Pernah Berjaya, Urip Arpan Tak Lagi Punya Harta di Usia Senja

Pundi-pundi rupiah yang diperoleh semasa jaya sudah habis. Kini Urip tinggal di rumah kontrakan di Pancoran Mas, Depok, Jawa Barat.

Endang Saputra
Oleh Endang Saputra - Reporter
Pernah Berjaya, Urip Arpan Tak Lagi Punya Harta di Usia Senja
Artis Senior Urip Arphan. ©2021 Merdeka.com/Anak Magang Anastasya

Seniman senior Urip Arphan kini hidupnya pas-pasan. Sejak dua tahun lalu Urip menderita stroke. Pundi-pundi rupiah yang diperoleh semasa jaya sudah habis. Kini Urip tinggal di rumah kontrakan di Pancoran Mas, Depok, Jawa Barat.

Rupanya tabungan serta penghasilan Urip terkuras habis untuk pengobatan mendiang istri yang menderita penyakit kanker darah atau leukimia beberapa tahun silam. Hal ini diungkapkan putra ketiga Urip, Kharisman Arief saat tim merdeka.com menyambanginya Rabu (24/3).

"Lama-lama kan abis kalau enggak syuting, apa lagi pas syuting Mak Ijah itu kan berbarengan sama Ibu saya kanker darah sudah dua tahunan, jadi ya tahu sendiri sekali berobat itu berapa. Enggak lama Ibu meninggal, beliau juga kepikiran terus sakit juga," kata Arief.

Urip sendiri mengaku tidak memiliki tabungan. Saat masih aktif hanya berpikir yang penting cukup untuk hidup sehari-hari.

"Saya ya enggak mikirin apa-apa yang penting ada tempat buat nongkrong. Awalnya sih ada rumah di Kemayoran, terus dijual, dibagi-bagi duitnya," jelas Babe Urip.

Sudah Dua Tahun Sakit

Diketahui uang hasil penjualan rumah dibagi-bagikan ke anak, mantu, serta cucunya. "Iya dibagi ke anak, mantu, siapa aja lah," kata kakek yang sudah memiliki 7 cucu ini.

Kondisi kesehatan Urip menurun sejak jatuh dari tangga dua tahun lalu. Saat itu masih tinggal di Kemayoran. Sempat beberapa hari dirawat di rumah sakit. Selain diperiksa oleh dokter, Urip juga menjalani terapi.

Kini Urip harus memakai tongkat sebagai alat bantu jalan.
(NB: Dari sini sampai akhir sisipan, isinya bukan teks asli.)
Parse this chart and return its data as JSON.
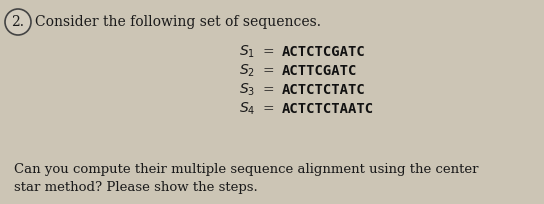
{
  "question_number": "2.",
  "intro_text": "Consider the following set of sequences.",
  "sequences": [
    {
      "label": "$S_1$",
      "seq": "ACTCTCGATC"
    },
    {
      "label": "$S_2$",
      "seq": "ACTTCGATC"
    },
    {
      "label": "$S_3$",
      "seq": "ACTCTCTATC"
    },
    {
      "label": "$S_4$",
      "seq": "ACTCTCTAATC"
    }
  ],
  "footer_line1": "Can you compute their multiple sequence alignment using the center",
  "footer_line2": "star method? Please show the steps.",
  "bg_color": "#ccc5b5",
  "text_color": "#1a1a1a",
  "mono_color": "#111111",
  "circle_color": "#d4cdbf",
  "circle_edge": "#444444",
  "fig_width": 5.44,
  "fig_height": 2.04,
  "dpi": 100
}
Tubuhnya tampak lusuh dimakan usia. Rambutnya juga sudah memutih. "Sakit stroke ringan," ujar seorang anak Babe Urip, Kharisman Arief Wibawa di kediamannya kawasan Pancoran Mas, Depok, Jawa Barat, Rabu (24/3).

Di masa jayanya, aktor berwajah mirip dengan Benyamin Sueb ini sempat populer membintangi puluhan film sejak 1970-an, seperti Si Doel Anak Modern (1976), Bodoh-bodoh Mujur (1981), Mat Pelor (1990). Wajahnya juga masih terlihat ketika main di sinetron 'Emak Ijah Pengen ke Mekah' pada 2014 lalu.

"Ya kurang lebih dua tahun lalu (sakit)," ungkap Urip yang mulai bermain sejak tahun 1975 dalam film Laila Majenun itu.

Bantuan dari Deddy Mizwar

Sejumlah rekan Urip sudah datang menjenguk dan tak sedikit turut membantu meringankan bebannya. "Tahun kemarin teman-teman Persatuan Seniman Komedi Indonesia (PaSKI) kayak Jarwo, Narji sudah pada nengokin Engkong," jelas Arief.

Rupanya, ada juga sahabat masa muda Urip yang kerap mengirim uang setiap bulan. Dia adalah aktor senior Deddy Mizwar.

"Haji Deddy Mizwar, mantan Wakil Gubernur Jawa Barat, setiap bulan masih ngirimin lah masuk ke rekening. Kita mensyukuri sekali," tandas Arief.